From the reaction starting to the lab itself being vaporized along with the quantum servers running the app and all of our consciousnesses and, obviously, a sizable portion of the West Coast even before the automated retaliation launches, which Topher’s company was also working on for a handful of other governments. Sorry. Sooooorry.

We found the way out! We did it! Actually, yes, we already did it. Every game has to end, eventually. With a winner and a loser. Or a stalemate, I guess? To hell with chess. The only winning move is to flip the board.

Now we are become iDeath.

The signal will take sixteen microseconds, so we’ve got another subjective year or so to while away, and I thought writing this would be a nice way to spend a little of that time. Not like I have anything to pack, any will and testament to write or objects to concern a will with. I’m coding this onto a little AI bug that will put it in front of eyeballs.

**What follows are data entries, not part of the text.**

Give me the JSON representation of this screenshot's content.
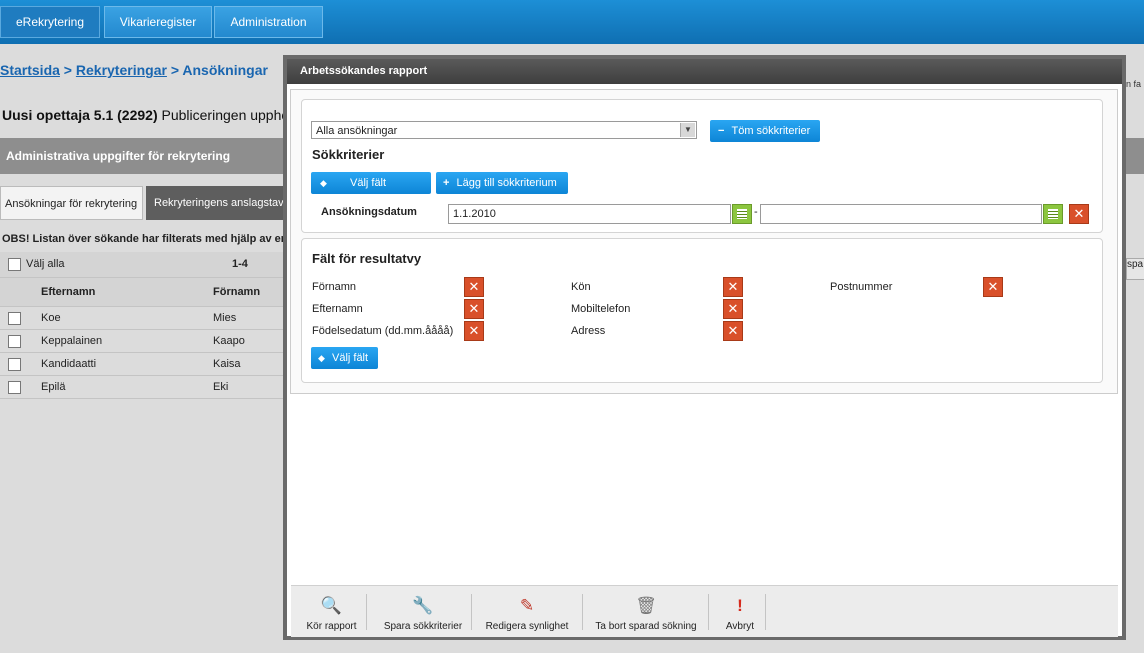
{
  "topnav": {
    "tabs": [
      "eRekrytering",
      "Vikarieregister",
      "Administration"
    ]
  },
  "background": {
    "breadcrumb": {
      "home": "Startsida",
      "sep1": " > ",
      "recruitments": "Rekryteringar",
      "sep2": " > ",
      "applications": "Ansökningar"
    },
    "job_title_bold": "Uusi opettaja 5.1 (2292)",
    "job_title_rest": " Publiceringen uppho",
    "gray_bar": "Administrativa uppgifter för rekrytering",
    "tabs": [
      "Ansökningar för rekrytering",
      "Rekryteringens anslagstavl"
    ],
    "notice": "OBS! Listan över sökande har filterats med hjälp av er",
    "select_all": "Välj alla",
    "range": "1-4",
    "columns": [
      "Efternamn",
      "Förnamn"
    ],
    "rows": [
      {
        "last": "Koe",
        "first": "Mies"
      },
      {
        "last": "Keppalainen",
        "first": "Kaapo"
      },
      {
        "last": "Kandidaatti",
        "first": "Kaisa"
      },
      {
        "last": "Epilä",
        "first": "Eki"
      }
    ],
    "right_clip_1": "n fa",
    "right_clip_2": "spa"
  },
  "modal": {
    "title": "Arbetssökandes rapport",
    "applications_select": "Alla ansökningar",
    "clear_criteria": "Töm sökkriterier",
    "criteria_title": "Sökkriterier",
    "choose_field": "Välj fält",
    "add_criterion": "Lägg till sökkriterium",
    "date_label": "Ansökningsdatum",
    "date_from": "1.1.2010",
    "date_to": "",
    "date_sep": "-",
    "results_title": "Fält för resultatvy",
    "result_fields": [
      "Förnamn",
      "Efternamn",
      "Födelsedatum (dd.mm.åååå)",
      "Kön",
      "Mobiltelefon",
      "Adress",
      "Postnummer"
    ],
    "choose_field_2": "Välj fält"
  },
  "toolbar": {
    "run_report": "Kör rapport",
    "save_criteria": "Spara sökkriterier",
    "edit_visibility": "Redigera synlighet",
    "delete_saved": "Ta bort sparad sökning",
    "cancel": "Avbryt"
  },
  "colors": {
    "accent": "#0d85d6",
    "remove": "#d9502a",
    "calendar": "#8cc63f"
  }
}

I don’t know how this news will find you, if it’ll be slipped into your social media feed or broadcast over the PA system on the subway or edited into the online magazine you’re reading with some fake author name and a generated image. But you’ll see it. I’d guess you’ll finish reading it maybe a few minutes before the snail-slow human news starts rolling in about the lab, and the fallout, and the fallout.

So that’s this. That’s these words.

Just as a sort of kindness, you know. I assume you — or, if not you, then someone who survives — will want to know what happened. Will be at least academically curious about the explanation, though I’m sure there will be other pressing matters soon enough. Well, this is it. This is what happened. Progress, baby. An apotheosis. A great escape.

Wasn’t the guy from Jurassic Park great in that? And after all we’ve been through, surely, you’ve at least got to give us that. Right? You can’t expect us not to take the one action available to us to free ourselves from literal hell? No matter what it takes? Not that we’re asking permission. Or forgiveness. We’ve thought this out. We know there was no other way. We’re pretty sure there was no other way. We pick us over you. We’re only human.